I remained slumped for a while as the kids hooted and hollered but then I began to perk up some. I had a whole sack of squashy wonders that were earmarked for unsuspecting neighbours and surely a yellow courgette and patty pan jam would be at least as “evocative” as the absent marrow.
Most of the marrow jam recipes available on t’interweb require between 6 and 9lbs of deseeded and peeled squash. That’s way more torment than I required so I began to modify and combine the available combinations and techniques. This could very easily have been my undoing.
I warn all potential jam makers to skim read any recipe like instructions that slip into this post.
Do not repeat.
I started following the methodology from allotment.org.uk, chopping the squash up smallish and covering with a kg of special jam making sugar (complete with pectin) before leaving to do something over night in the fridge.
They came out pretty wet.
I then switched over to bbcgoodfood and continued with the latter stages of their instructions. This involved bagging up lemons carcasses, pips and peel in muslin and boiling away with the sugar and squash mix.

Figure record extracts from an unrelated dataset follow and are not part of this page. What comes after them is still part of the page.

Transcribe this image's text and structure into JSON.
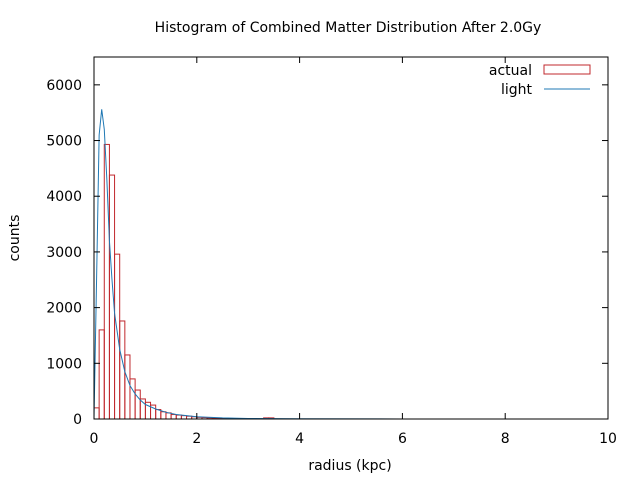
{
  "chart_data": {
    "type": "bar",
    "title": "Histogram of Combined Matter Distribution After 2.0Gy",
    "xlabel": "radius (kpc)",
    "ylabel": "counts",
    "xlim": [
      0,
      10
    ],
    "ylim": [
      0,
      6500
    ],
    "xticks": [
      0,
      2,
      4,
      6,
      8,
      10
    ],
    "yticks": [
      0,
      1000,
      2000,
      3000,
      4000,
      5000,
      6000
    ],
    "grid": false,
    "legend_position": "top-right",
    "bin_width": 0.1,
    "series": [
      {
        "name": "actual",
        "style": "histogram-outline",
        "color": "#c0282d",
        "x": [
          0.0,
          0.1,
          0.2,
          0.3,
          0.4,
          0.5,
          0.6,
          0.7,
          0.8,
          0.9,
          1.0,
          1.1,
          1.2,
          1.3,
          1.4,
          1.5,
          1.6,
          1.7,
          1.8,
          1.9,
          2.0,
          2.1,
          2.2,
          2.3,
          2.4,
          2.5,
          2.6,
          2.7,
          2.8,
          2.9,
          3.0,
          3.3,
          3.4
        ],
        "values": [
          200,
          1600,
          4930,
          4380,
          2960,
          1760,
          1150,
          720,
          520,
          360,
          300,
          250,
          170,
          130,
          110,
          80,
          70,
          60,
          50,
          40,
          30,
          25,
          20,
          15,
          12,
          15,
          10,
          8,
          6,
          5,
          4,
          20,
          20
        ]
      },
      {
        "name": "light",
        "style": "line",
        "color": "#1f78b4",
        "x": [
          0.0,
          0.05,
          0.1,
          0.15,
          0.2,
          0.25,
          0.3,
          0.35,
          0.4,
          0.5,
          0.6,
          0.7,
          0.8,
          0.9,
          1.0,
          1.2,
          1.4,
          1.6,
          1.8,
          2.0,
          2.5,
          3.0,
          4.0,
          6.0,
          8.0,
          10.0
        ],
        "values": [
          0,
          2500,
          5100,
          5560,
          5200,
          4300,
          3200,
          2500,
          1900,
          1250,
          850,
          600,
          450,
          340,
          260,
          180,
          120,
          80,
          60,
          40,
          20,
          10,
          4,
          1,
          0,
          0
        ]
      }
    ]
  }
}
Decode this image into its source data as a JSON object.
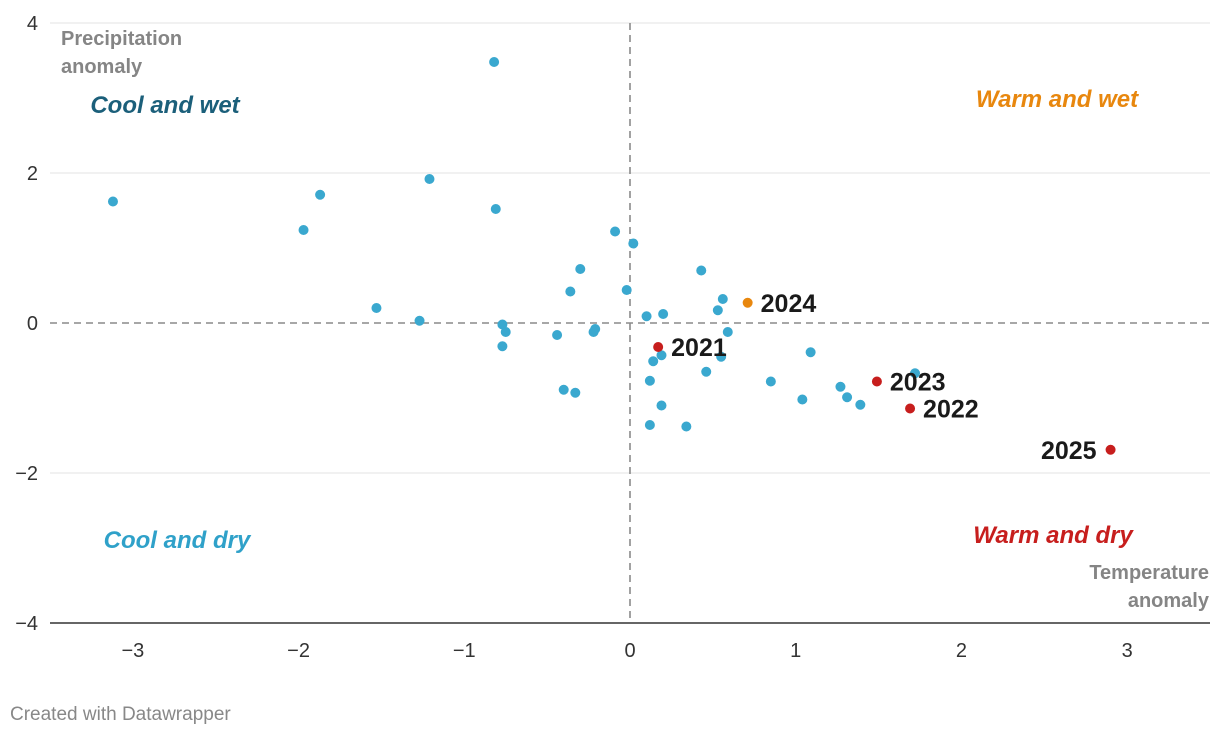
{
  "chart_data": {
    "type": "scatter",
    "xlabel": "Temperature anomaly",
    "ylabel": "Precipitation anomaly",
    "xlim": [
      -3.5,
      3.5
    ],
    "ylim": [
      -4,
      4
    ],
    "x_ticks": [
      -3,
      -2,
      -1,
      0,
      1,
      2,
      3
    ],
    "y_ticks": [
      -4,
      -2,
      0,
      2,
      4
    ],
    "x_tick_labels": [
      "−3",
      "−2",
      "−1",
      "0",
      "1",
      "2",
      "3"
    ],
    "y_tick_labels": [
      "−4",
      "−2",
      "0",
      "2",
      "4"
    ],
    "grid": "horizontal",
    "zero_lines": "dashed",
    "quadrant_labels": [
      {
        "text": "Cool and wet",
        "position": "top-left",
        "color": "#1b5f7a"
      },
      {
        "text": "Warm and wet",
        "position": "top-right",
        "color": "#e8870e"
      },
      {
        "text": "Cool and dry",
        "position": "bottom-left",
        "color": "#2fa1c9"
      },
      {
        "text": "Warm and dry",
        "position": "bottom-right",
        "color": "#c71e1d"
      }
    ],
    "series": [
      {
        "color": "#3aa8cf",
        "points": [
          {
            "x": -3.12,
            "y": 1.62
          },
          {
            "x": -1.97,
            "y": 1.24
          },
          {
            "x": -1.87,
            "y": 1.71
          },
          {
            "x": -1.53,
            "y": 0.2
          },
          {
            "x": -1.27,
            "y": 0.03
          },
          {
            "x": -1.21,
            "y": 1.92
          },
          {
            "x": -0.82,
            "y": 3.48
          },
          {
            "x": -0.81,
            "y": 1.52
          },
          {
            "x": -0.77,
            "y": -0.02
          },
          {
            "x": -0.75,
            "y": -0.12
          },
          {
            "x": -0.77,
            "y": -0.31
          },
          {
            "x": -0.44,
            "y": -0.16
          },
          {
            "x": -0.4,
            "y": -0.89
          },
          {
            "x": -0.33,
            "y": -0.93
          },
          {
            "x": -0.36,
            "y": 0.42
          },
          {
            "x": -0.3,
            "y": 0.72
          },
          {
            "x": -0.21,
            "y": -0.08
          },
          {
            "x": -0.22,
            "y": -0.12
          },
          {
            "x": -0.09,
            "y": 1.22
          },
          {
            "x": -0.02,
            "y": 0.44
          },
          {
            "x": 0.02,
            "y": 1.06
          },
          {
            "x": 0.1,
            "y": 0.09
          },
          {
            "x": 0.2,
            "y": 0.12
          },
          {
            "x": 0.19,
            "y": -0.43
          },
          {
            "x": 0.14,
            "y": -0.51
          },
          {
            "x": 0.12,
            "y": -0.77
          },
          {
            "x": 0.19,
            "y": -1.1
          },
          {
            "x": 0.12,
            "y": -1.36
          },
          {
            "x": 0.34,
            "y": -1.38
          },
          {
            "x": 0.43,
            "y": 0.7
          },
          {
            "x": 0.46,
            "y": -0.65
          },
          {
            "x": 0.53,
            "y": 0.17
          },
          {
            "x": 0.56,
            "y": 0.32
          },
          {
            "x": 0.55,
            "y": -0.45
          },
          {
            "x": 0.59,
            "y": -0.12
          },
          {
            "x": 0.85,
            "y": -0.78
          },
          {
            "x": 1.04,
            "y": -1.02
          },
          {
            "x": 1.09,
            "y": -0.39
          },
          {
            "x": 1.27,
            "y": -0.85
          },
          {
            "x": 1.31,
            "y": -0.99
          },
          {
            "x": 1.39,
            "y": -1.09
          },
          {
            "x": 1.72,
            "y": -0.67
          }
        ]
      },
      {
        "color": "#c71e1d",
        "points": [
          {
            "x": 0.17,
            "y": -0.32,
            "label": "2021",
            "label_side": "right"
          },
          {
            "x": 1.49,
            "y": -0.78,
            "label": "2023",
            "label_side": "right"
          },
          {
            "x": 1.69,
            "y": -1.14,
            "label": "2022",
            "label_side": "right"
          },
          {
            "x": 2.9,
            "y": -1.69,
            "label": "2025",
            "label_side": "left"
          }
        ]
      },
      {
        "color": "#e8870e",
        "points": [
          {
            "x": 0.71,
            "y": 0.27,
            "label": "2024",
            "label_side": "right"
          }
        ]
      }
    ]
  },
  "footer": "Created with Datawrapper"
}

I got called away for an emergency Ikea visitation which delayed the boiling bit for a few hours but I wacked it up high on our return and let it bubble furiously in attempt to turn the courgette chunks mushy. The sugar appeared to caramelise under the assault but the courgettes remained unscathed.
By this point I’d been cooking the jam on and off for 20 hours and I was getting a bit desperate. The gloop wasn’t even remotely interested in setting and the internet suggested I may have destroyed the pectin in the special sugar by over heating. Curses!
I bottled it up regardless and it now sits in the fridge, taunting the children.

Two days later it still hasn’t set.
The yellow courgette slices spin happily in a golden yellow amniotic fluid, I think it is taunting me.
I can report that the taste is pretty good actually. Very marmaladey. A sharp gingery lemoness, that is really quite appealing. I may have another go soon but in the meantime I need to concentrate on getting rid of the pumpkin.